A oralidade levada ao extremo trazida ao texto literário é uma forte característica de Nei, o leitor ao abrir o livro logo é avisado sobre isso. A nota dos editores informa que a linguagem ali exposta tem como função retratar a linguagem real do cotidiano, pois se trata de um registro sociológico da linguagem usada no tempo, lugar e contexto social de onde a história se passa. O intuito é fazer o leitor entrar na pele dos personagens e perceber o mundo por meio de seus olhos.

O capítulo de abertura é intitulado “Fala, Nanal!”. Desde a primeira frase do romance, Juvenal toma a palavra e se propõe a contar “tintim por tintim” a história da escola de samba “Irmãos Unidos da Fontinha”. Ao assumir essa posição, o sambista veterano acaba contando de si, do samba e da cidade do Rio de Janeiro. Assim sendo, tem início a narração de um panorama sobre o nascimento do subúrbio do Rio, pois para recontar a trajetória dos moradores do local é preciso antes contar do surgimento dos espaços da narrativa. Isso ocorre, também, para que o narrador possa justificar-se sempre quando diz que “Mário Madureira”, um dos personagens principais da trama, não poderia adotar como parte de seu pseudônimo o nome da região, já que ele não tinha sido criado lá. Junto a isso temos a apresentação dos primórdios do samba, nos são apresentadas diversas manifestações culturais afro-brasileiras que influenciaram o surgimento do ritmo. O jongo e o calango são os mais citados no texto, essas manifestações são de origem africana e típicas de áreas rurais. Um grande número de imigrantes ex-escravos, oriundos da Bahia e das fazendas de café do Vale do Paraíba, se abrigava nas regiões rurais da antiga Corte Imperial, lugar o qual centralizou durante muito tempo as práticas antes citadas. Tais áreas originaram posteriormente os subúrbios da cidade e o mundo do samba. Dessa forma, nos é dada uma amostra das origens do ritmo e a sua relação com o espaço ao qual inicialmente representa.
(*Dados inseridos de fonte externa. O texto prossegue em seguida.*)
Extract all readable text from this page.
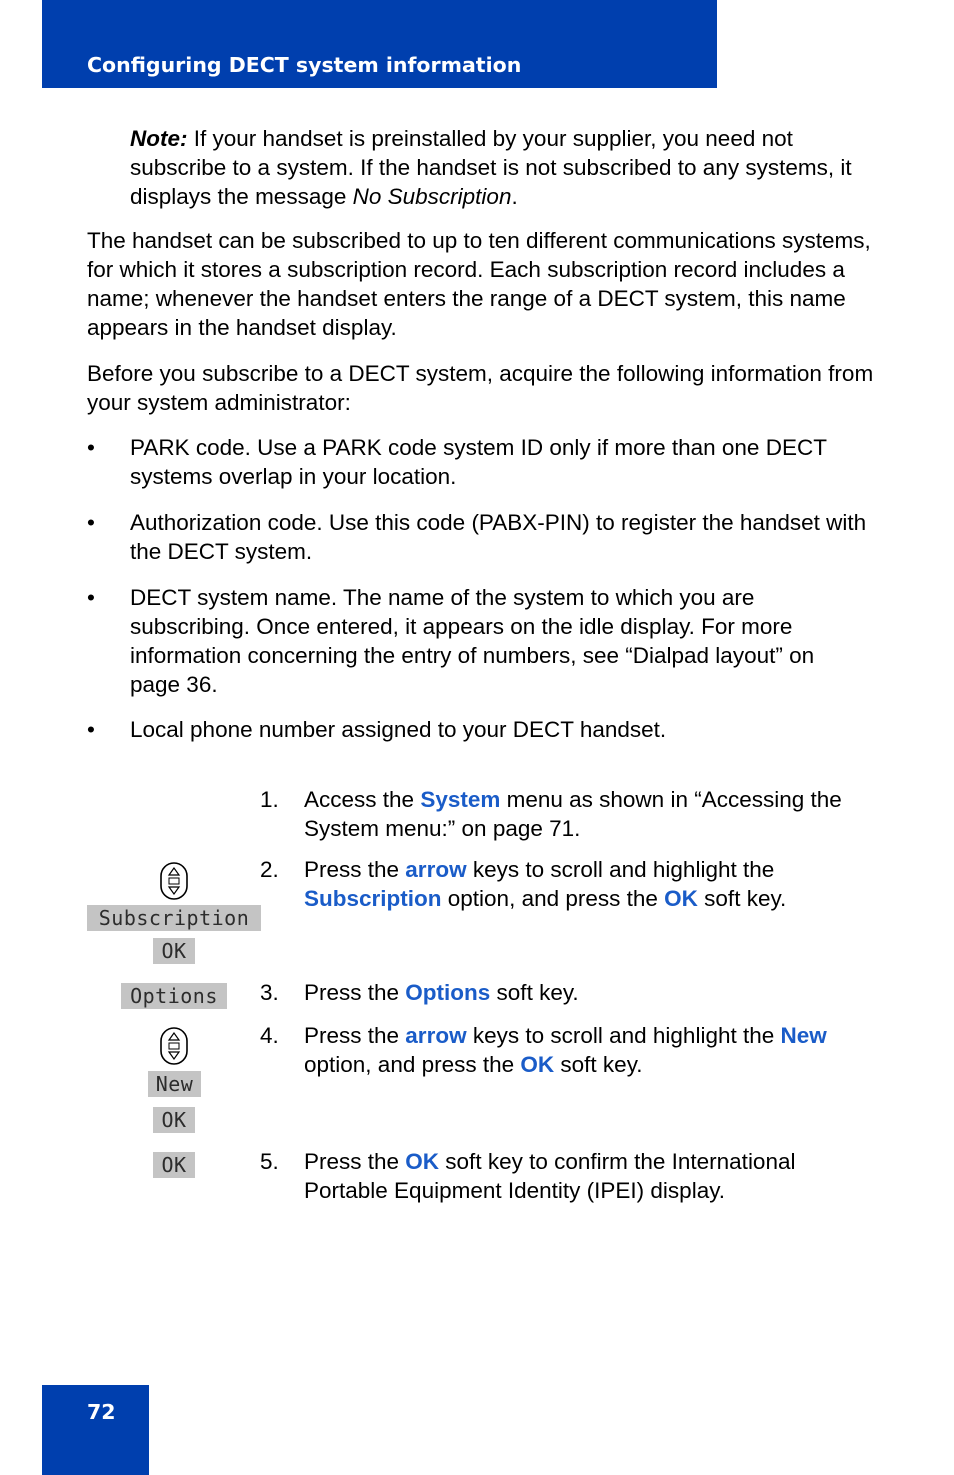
Configuring DECT system information
Note: If your handset is preinstalled by your supplier, you need not subscribe to a system. If the handset is not subscribed to any systems, it displays the message No Subscription.
The handset can be subscribed to up to ten different communications systems, for which it stores a subscription record. Each subscription record includes a name; whenever the handset enters the range of a DECT system, this name appears in the handset display.
Before you subscribe to a DECT system, acquire the following information from your system administrator:
•	PARK code. Use a PARK code system ID only if more than one DECT systems overlap in your location.
•	Authorization code. Use this code (PABX-PIN) to register the handset with the DECT system.
•	DECT system name. The name of the system to which you are subscribing. Once entered, it appears on the idle display. For more information concerning the entry of numbers, see “Dialpad layout” on page 36.
•	Local phone number assigned to your DECT handset.
1. Access the System menu as shown in “Accessing the System menu:” on page 71.
2. Press the arrow keys to scroll and highlight the Subscription option, and press the OK soft key.
3. Press the Options soft key.
4. Press the arrow keys to scroll and highlight the New option, and press the OK soft key.
5. Press the OK soft key to confirm the International Portable Equipment Identity (IPEI) display.
Subscription
OK
Options
New
OK
OK
72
Nanal se diz “da cidade” o tempo todo, ele descreve os locais como se estivesse dando instruções para alguém chegar a algum lugar. Ao mesmo tempo em que conta a história do Rio, o narrador nos diz conjuntamente de sua própria vida, pois ele é parte da cidade e a cidade também é parte dele. Juvenal volta à sua pré-adolescência, ele fazia parte do “Arsenal de Guerra” como aprendiz e tinha o sonho de se tornar torneiro mecânico. Bom aluno, após o ginásio, ingressou no curso técnico. No entanto, temos uma quebra na carreira de seus sonhos em decorrência da morte do pai, o que o obriga a largar os estudos para trabalhar. A mãe conhecia o chefe de gabinete do Ministério da Viação e Obras Públicas, esse contato permitiu que o jovem voltasse a ser aprendiz. Após ser aprovado no teste da Capitania dos Portos, ele embarca em um navio, viaja por toda costa brasileira, e, ainda, passa pela Colômbia, Panamá e Venezuela. Quando retorna ao rio, prefere não prestar exames para Escola Naval da Marinha de Guerra. Esse momento evidencia a incrível habilidade de Nei Lopes em articular fatos e personagens históricos às suas obras, ele se vale da “Revolta da Chibata” para justificar as escolhas do personagem-narrador. Juvenal nos diz:

Quando desembarquei, eu vim com uma carta, um atestado, do comandante do navio, que me dava direito a prestar exames pra Escola Naval. Mas, sabe como é, né? Marinha de Guerra, a cor não ajudava. Aquele freje que o João Cândido armou lá dentro ainda estava muito fresco, muito recente. Aí, eu fui ser desenhista. Da Imprensa Naval. Graças à minha capacidade. Com a minha honra. (LOPES, 2012. p.18).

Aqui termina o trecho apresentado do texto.